Last summer, New York Magazine published an entire issue evaluating the last ten years of dating apps. We polled thousands of daters about their habits, their horror stories, and what they’ve learned — and then I spoke with nearly a hundred of them. What I found was that most daters felt burnt out by the apps, and most daters blamed themselves. They’d say, “Maybe I’m not hot enough, not funny enough, or I’m just plain bad at the apps.” I’d ask, “Well, why are you still using them?” And they’d say, “Well, what else am I supposed to do?”
Vox Media’s award-winning narrative podcast series, Land of the Giants, returns with a new season on Wednesday, January 11. In partnership with the Verge and New York Magazine’s the Cut, we’ll explore the multibillion-dollar industry of dating apps. I’ll be hosting alongside Lakshmi Rengarajan, who spent several years at Match Group, the conglomerate behind most of the world’s most popular dating apps; together, we’ll trace a decade of dating apps and tell the story of how the adoption of this technology revolutionized our modern understanding of dating.

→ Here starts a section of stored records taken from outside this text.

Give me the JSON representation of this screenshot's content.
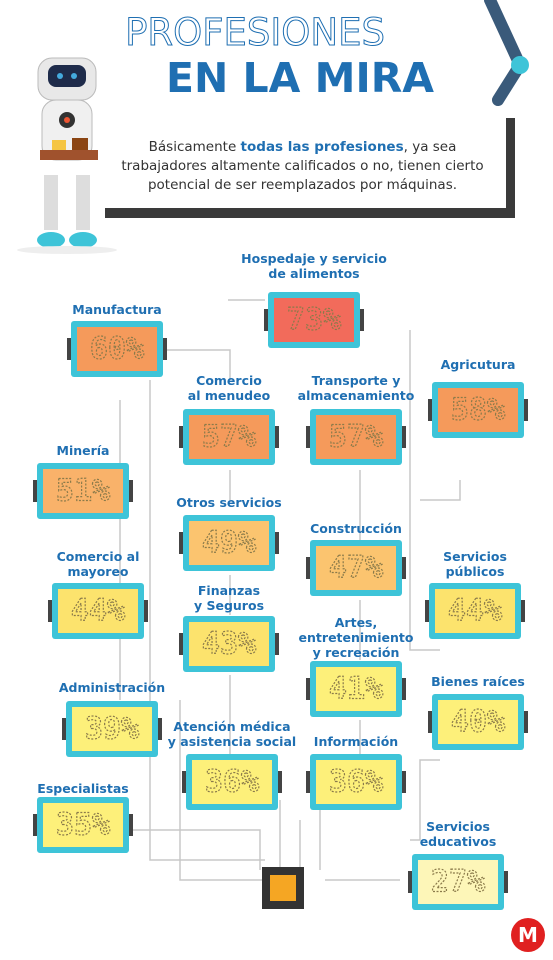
{
  "header": {
    "title_line_1": "PROFESIONES",
    "title_line_2": "EN LA MIRA"
  },
  "intro": [
    "Básicamente ",
    "todas las profesiones",
    ", ya sea trabajadores altamente calificados o no, tienen cierto potencial de ser reemplazados por máquinas."
  ],
  "items": [
    {
      "label": [
        "Hospedaje y servicio",
        "de alimentos"
      ],
      "value": "73%"
    },
    {
      "label": [
        "Manufactura"
      ],
      "value": "60%"
    },
    {
      "label": [
        "Comercio",
        "al menudeo"
      ],
      "value": "57%"
    },
    {
      "label": [
        "Transporte y",
        "almacenamiento"
      ],
      "value": "57%"
    },
    {
      "label": [
        "Agricutura"
      ],
      "value": "58%"
    },
    {
      "label": [
        "Minería"
      ],
      "value": "51%"
    },
    {
      "label": [
        "Otros servicios"
      ],
      "value": "49%"
    },
    {
      "label": [
        "Construcción"
      ],
      "value": "47%"
    },
    {
      "label": [
        "Comercio al",
        "mayoreo"
      ],
      "value": "44%"
    },
    {
      "label": [
        "Servicios",
        "públicos"
      ],
      "value": "44%"
    },
    {
      "label": [
        "Finanzas",
        "y Seguros"
      ],
      "value": "43%"
    },
    {
      "label": [
        "Artes,",
        "entretenimiento",
        "y recreación"
      ],
      "value": "41%"
    },
    {
      "label": [
        "Bienes raíces"
      ],
      "value": "40%"
    },
    {
      "label": [
        "Administración"
      ],
      "value": "39%"
    },
    {
      "label": [
        "Atención médica",
        "y asistencia social"
      ],
      "value": "36%"
    },
    {
      "label": [
        "Información"
      ],
      "value": "36%"
    },
    {
      "label": [
        "Especialistas"
      ],
      "value": "35%"
    },
    {
      "label": [
        "Servicios",
        "educativos"
      ],
      "value": "27%"
    }
  ],
  "logo": "M"
}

This six-episode season features interviews with current and former employees, founders, and executives from companies like Tinder, Plenty of Fish, Hinge, and Match Group. We’ll also talk to critics and experts like author Nancy Jo Sales, data scientist Cathy O’Neil, and anthropologist Natasha Schull to analyze the impact of this industry on culture. The season is underpinned by conversations with dozens of app users grappling with the question of whether the business goals of dating-app companies align with their romantic aspirations.